Leee John was terrific. I remember him back in the day but I didn’t remember that IMAGINATION was his band name. My mind had gone. I thought one of his songs sounded like George Michael but as a fierce self promoter it made no never mind that I had had a senior moment. I’m going to see him at ‘Pizza on the Park’ on Friday, take the daughter and hope that all is forgiven.
I was told by the boss that I should take lunch down in the office to gather my thoughts so that I don’t make daft mistakes. I refused. I get ten minutes for lunch, ten minutes of peace and quite. 12.42 till 12.52. I will reserves my right to have ten minutes chow time and then make mistakes!
But I don’t like getting things so wrong so I left the building a little down in the mouth. I felt like I had let everybody down what with the cock-ups and all so I decided to go to the Kings Road and buy some supper. But not before I had a meeting with a telly producer who ran an idea past me. I am doing a pilot for him in a couple of weeks. The head honcho is a dear man so I agreed to do it. Is there anything in it for me – zilch, nicht, nada but I am as loyal as an old bitch and anyway I get a day in front of the cameras.
Went into a shop with an amazing sale of boots and trendy clobber, intending to get a little something for B’s birthday.

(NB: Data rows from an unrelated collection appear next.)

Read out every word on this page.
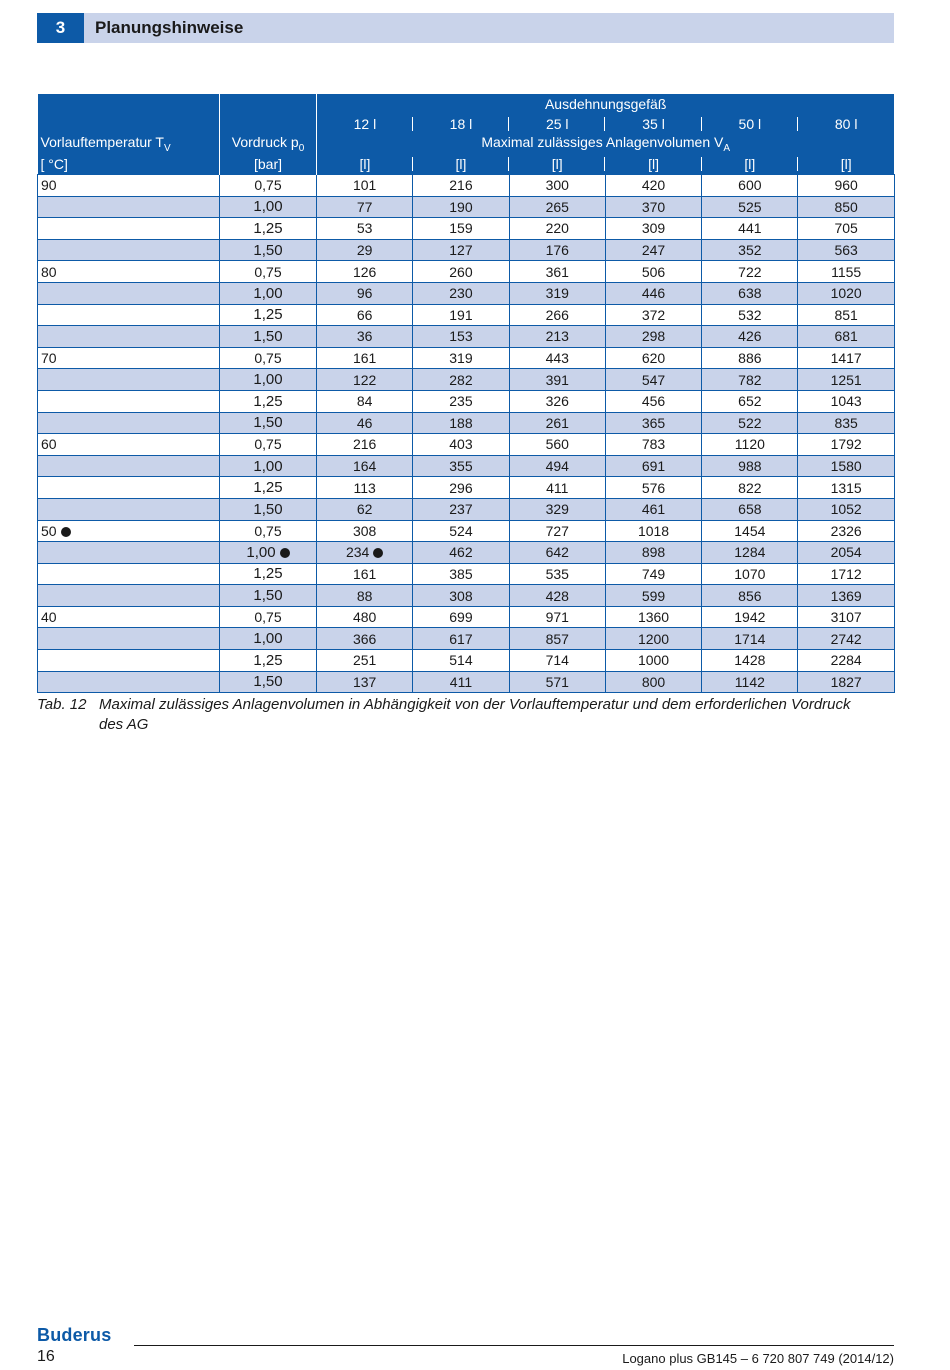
3	Planungshinweise
		Ausdehnungsgefäß					
		12 l	18 l	25 l	35 l	50 l	80 l
Vorlauftemperatur $T_V$	Vordruck $p_0$	Maximal zulässiges Anlagenvolumen $V_A$
[ °C]	[bar]	[l]	[l]	[l]	[l]	[l]	[l]
90	0,75	101	216	300	420	600	960
	1,00	77	190	265	370	525	850
	1,25	53	159	220	309	441	705
	1,50	29	127	176	247	352	563
80	0,75	126	260	361	506	722	1155
	1,00	96	230	319	446	638	1020
	1,25	66	191	266	372	532	851
	1,50	36	153	213	298	426	681
70	0,75	161	319	443	620	886	1417
	1,00	122	282	391	547	782	1251
	1,25	84	235	326	456	652	1043
	1,50	46	188	261	365	522	835
60	0,75	216	403	560	783	1120	1792
	1,00	164	355	494	691	988	1580
	1,25	113	296	411	576	822	1315
	1,50	62	237	329	461	658	1052
50	0,75	308	524	727	1018	1454	2326
	1,00	234	462	642	898	1284	2054
	1,25	161	385	535	749	1070	1712
	1,50	88	308	428	599	856	1369
40	0,75	480	699	971	1360	1942	3107
	1,00	366	617	857	1200	1714	2742
	1,25	251	514	714	1000	1428	2284
	1,50	137	411	571	800	1142	1827
Tab. 12 Maximal zulässiges Anlagenvolumen in Abhängigkeit von der Vorlauftemperatur und dem erforderlichen Vordruck
des AG
Buderus
16	Logano plus GB145 – 6 720 807 749 (2014/12)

A very tall, skinny, shop assistant came over to me, bent down and with THE most patronising attitude said, with a toothy grin.
‘Can I help you dear?’
‘DEAR’ I snapped.
‘Well what do you want me to call you?’ she said affronted.
‘Nothing.’ I said.
I must admit I did look like a little old lady, faux fur coat, carrier bag, dungarees and wooly gloves, but still. I felt like children feel when a great aunt comes just a little too close and they look like a reflection in the side of a kettle.
I don’t normally feel the need to shout DO YOU KNOW WHO I AM. But I was that close. In the event I walked out of the shop, like a petulant adolescent, nursing my wounded pride and holding my head up high, which was a little uncomfortable what with my dowagers hump!
The rain tumbled down as I shopped for 1. I told you it wouldn’t take long to miss the old git.
Is this how it’ll be, people calling me ‘dear’ and a piece of salmon for tea. Buying that one courgette caught my throat.
I’m off now to organise my speech for The Radlett centre on March 21st. I know I keep plugging it but I don’t want to play to an empty house, I’m taking a leaf out of Leee’s book. Self promotion and self belief..
I shall cook the salmon and courgette, 8 mins a side. After which I shall take to my 6 footer and drink my hot milk with nutmeg, Manuka honey and cinnamon.
Who said I don’t know how to give a girl a good time.